UN Peacekeeping Mission in Liberia

Conflict often makes the news, but what about peace? It may not be at the top of your newsfeed, but this month brings an important milestone: the close of the UN Peacekeeping mission in Liberia, known as UNMIL. Following two devastating civil wars, UNMIL played a key role in supporting Liberia’s transition to peace, enabling elections, promoting women’s rights, and advancing reconstruction.

As many parts of the world grapple with violence and instability, it’s important to remember that when UN Peacekeepers are deployed, they advance the cause of peace.

Having traveled to Liberia, I have seen how UNMIL has helped the country and why this matters today. Let’s explore.

Civil War in Liberia

Between 1989-2003, Liberia went through two civil wars, which killed nearly 250,000 people, displaced hundreds of thousands, caused widespread instability in the region, and damaged the country’s economy. Horrors unfolded throughout those years, with children recruited as soldiers, rape used as a weapon of conflict, and rampant human rights abuses.

In 1993, a UN Peacekeeping mission was deployed to support implementation of a peace agreement that ended the first civil war. That peacekeeping mission ended in 1997, and UN support transitioned to focusing on reconciliation, reconstruction, and good governance. However, civil war resumed.

Warring factions signed a Comprehensive Peace Agreement in 2003 and the Security Council authorized the deployment of a new peacekeeping mission in Liberia, UNMIL.

UNMIL’s Mission

At its authorization in 2003, UNMIL’s mission was to:

  • Support the transitional government and other parties in implementing the peace agreement;
  • Monitor the ceasefire;
  • Improve security in the country, especially related to vital infrastructure;
  • Facilitate humanitarian aid;
  • Support the safe return of displaced people; and
  • Protect civilians.

In addition, this mission disarmed 100,000 former combatants and helped train and rebuild Liberia’s security sector, including the Liberia National Police Force, currently one of the most trusted institutions in the country. Furthermore, UNMIL played a critical role in promoting and monitoring human rights, supporting the peace process, and empowering women’s rights.

For the mission, the Security Council authorized up to 15,000 UN military personnel, including up to 250 military observers, 160 staff officers, and 1,115 UN police officers.

Transition to Peace

Since UNMIL was first deployed, UN Peacekeepers, in partnership with Liberians, have helped strengthen stability, security, and governance. Milestones include:

Free elections: UN Peacekeepers provided security and stability, allowing Liberia to hold democratic elections in 2005, which saw Ellen Johnson Sirleaf elected as President. The first woman president to be elected on the continent, she was re-elected in the 2011 elections. And in 2017, the country elected former soccer star George Weah as president, and this January was the first peaceful transfer of power in 74 years.

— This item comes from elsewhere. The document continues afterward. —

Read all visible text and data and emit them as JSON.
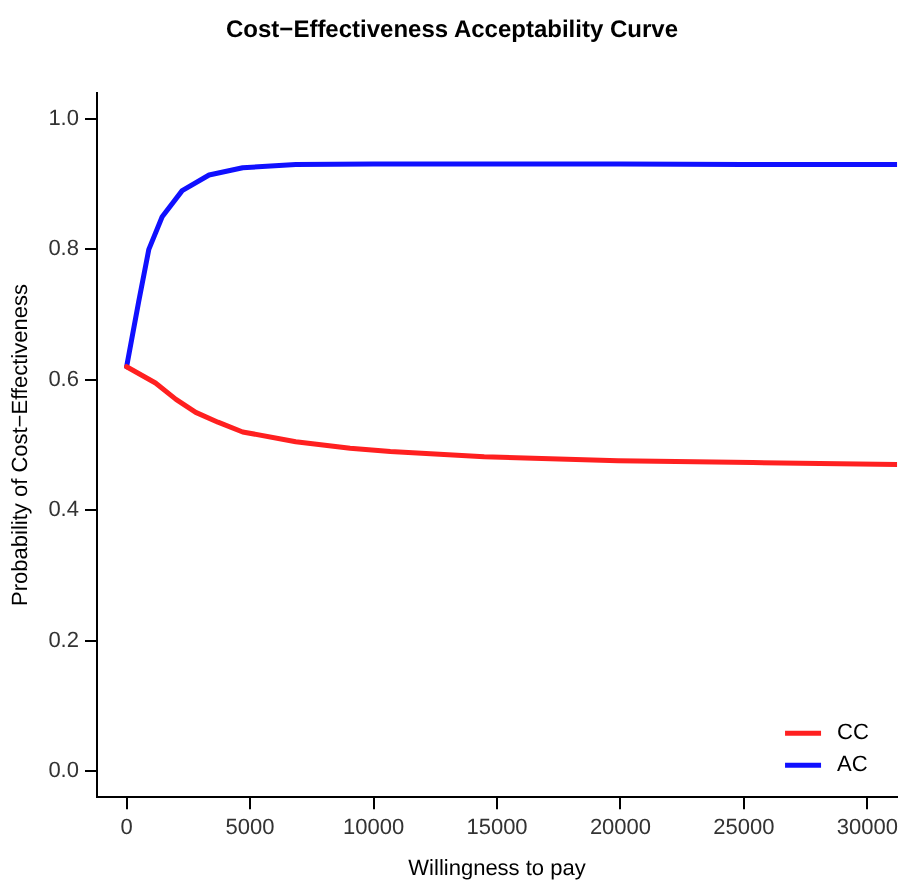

Handing over full security operations to Liberia’s government: In 2012, because of improvements in the country’s security, the Security Council authorized an eventual military drawdown and a gradual hand over power to the Liberian national government. The Ebola outbreak in 2014 threatened these gains, so UNMIL’s mandate was extended. In 2016, UNMIL transferred full security operation to the government. Over time, UNMIL’s presence was further reduced, leading to the close of the mission in March 2018.

Reconciliation, reconstruction, and development: UN support has helped enable peace and security in Liberia; it has also supported reconciliation, humanitarian, and development efforts in the country. From agricultural support to childhood immunizations to advice on legal reform, UN agencies have helped Liberia rebuild after war.

The UN’s first all-female peacekeeping unit: In 2007, more than 100 policewomen from India arrived in Liberia to help provide security in Monrovia. As the UN’s first all-female peacekeeping police unit, they also served as role models for Liberian girls and women.

More than 200 lives given in service to peace: Peace does not always come easy, and more than 200 UN peacekeepers lost their lives as part of UNMIL’s work to support peace in Liberia.

“UNMIL has been at the forefront of establishing the key foundations for peace in Liberia,” said UN Deputy Secretary-General Amina Mohammed. With the close of the peacekeeping mission, the UN’s country team will continue to support Liberia as it works to achieve sustainable development and peace.

UNMIL’s story is an example of how UN Peacekeeping can play a key role in stabilizing a fragile country, promoting greater stability in the world.